While Swing will clearly have a political bent, Lauren won't forsake fashion coverage. But how that will evolve is still being determined.

"I don't think we'll be doing fashion spreads," said Lauren, adding it wouldn't be to the magazine's competitive advantage. However, he noted that he might do a story about why denim is always in style or what kids buy in thrift shops. How he'll treat his father's company in his fashion coverage could pose a sticky problem, but he said he'll make those calls later.

Lauren said Swing's attempt to reach a dual audience, plus its political focus, will set it apart from the competition. He noted, for example, that Details -- one of the most successful publications at targeting young men -- has a different mind-set.

"Swing is much more political and more lifestyle-oriented than Details. It's not downtown or trendy. We're much more traditional -- more American," said Lauren. He added that most of the fashion magazines targeting this age group are aimed at women.

The magazine will use freelancers who have written for magazines such as Details, Vanity Fair and The New Yorker, said Lauren.

Swing, which will be published 10 times a year, has an initial circulation rate base of 100,000 and will cost $2 on the newsstand.
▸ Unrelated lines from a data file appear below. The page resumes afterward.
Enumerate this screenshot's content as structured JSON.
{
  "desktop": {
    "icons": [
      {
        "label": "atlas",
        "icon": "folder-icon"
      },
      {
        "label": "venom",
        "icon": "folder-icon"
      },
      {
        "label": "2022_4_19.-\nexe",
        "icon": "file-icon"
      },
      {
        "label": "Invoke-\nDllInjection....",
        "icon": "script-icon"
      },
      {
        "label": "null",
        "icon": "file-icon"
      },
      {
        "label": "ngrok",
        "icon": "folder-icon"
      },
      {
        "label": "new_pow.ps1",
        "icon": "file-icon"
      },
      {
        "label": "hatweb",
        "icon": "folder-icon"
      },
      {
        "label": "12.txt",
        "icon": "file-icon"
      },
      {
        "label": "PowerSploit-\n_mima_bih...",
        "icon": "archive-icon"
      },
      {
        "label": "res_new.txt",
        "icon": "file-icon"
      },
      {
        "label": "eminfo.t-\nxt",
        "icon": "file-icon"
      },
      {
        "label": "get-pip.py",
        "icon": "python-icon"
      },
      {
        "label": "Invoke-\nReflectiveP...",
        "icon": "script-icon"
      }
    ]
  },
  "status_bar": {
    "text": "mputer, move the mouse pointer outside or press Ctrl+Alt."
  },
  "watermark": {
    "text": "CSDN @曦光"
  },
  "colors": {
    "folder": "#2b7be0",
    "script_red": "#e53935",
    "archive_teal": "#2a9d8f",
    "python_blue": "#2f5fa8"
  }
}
A four-color full-page ad costs $5,000. Lauren declined to divulge how much money was invested in the magazine, but said that, according to his business plan, he expects to make money by the second year, "although we'll have to pay off our debts."

"By the fifth year, we'll be off and running," he predicted. He'll be based at 342 Madison Ave. here.Advertisers committed to the first issue are Pepe Jeans, Seagram's and, of course, Ralph Lauren.

David Lauren admitted that being Ralph Lauren's son has been a help to his publishing venture, but added that's it's also a hindrance.

"It works both ways. You can get in the door, but you have to stay in the door," he said. "I feel that if you keep working hard, you'll find your way. I've been exposed to a certain life that gives me insight and a sense of myself and quality, and it gets translated into my own thing."